Washington, DC (December 8, 1998) -- "The Supreme Court has unanimously reaffirmed one of our most cherished rights, the 'right to be left alone,'" the President of the National Association of Criminal Defense Lawyers said today in response to the Court's 9-0 decision banning nonconsenual searches of vehicles after routine traffic stops. "A car search is not just an insult and an inconvenience, it's a violation of our constitutional right to be free from unreasonable searches and seizures," said NACDL President Larry Pozner, of Denver, CO. "We have constitutional checks because we can't always be sure that the police or the legislature will use good judgment. The Bill of Rights is our guardian against tyranny, great and small," NACDL joined the Iowa and American Civil Liberties Unions in filing a friend-of-the-court brief in today's case, Knowles v. Iowa, No. 97-7597, asking the Court to hold the Iowa search law unconstitutional.
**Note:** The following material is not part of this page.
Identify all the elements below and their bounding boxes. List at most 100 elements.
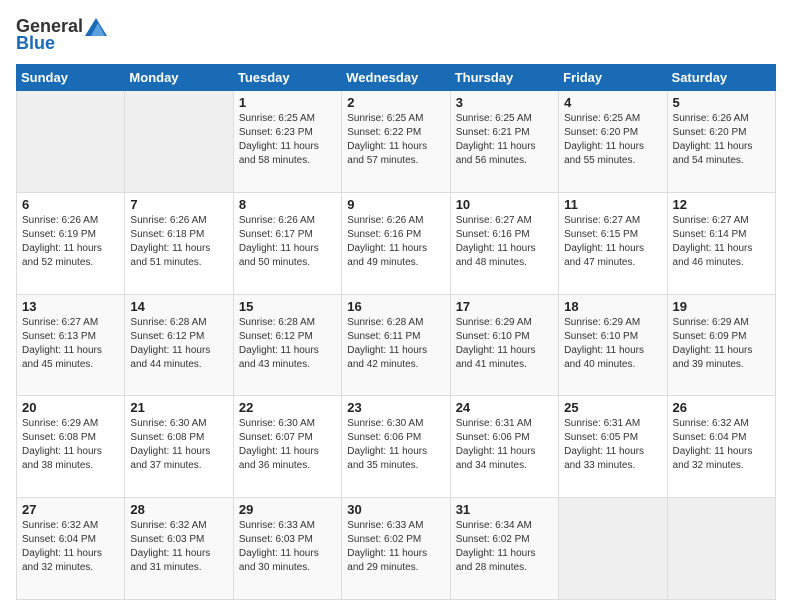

In today's decision, a police officer stopped Patrick Knowles for speeding. Under Iowa law, the officer could have arrested Mr. Knowles but instead he issued him a citation. He then conducted a full search of Mr. Knowles' car, and found marijuana and a pipe under the seat. An exception to the Fourth Amendment's prohibition of unreasonable searches and seizures provides that an officer may search a person placed under arrest to ensure that the suspect is not carrying a weapon or concealing evidence of a crime. Mr. Knowles, however, was not arrested, and the Supreme Court held that the search of his car was unreasonable.
"The officer wrote Mr. Knowles a citation for going 43 in a 25 mile per hour zone. Common sense dictates that the officer wasn't going to find more evidence of speeding by searching the car after writing the ticket," Pozner said.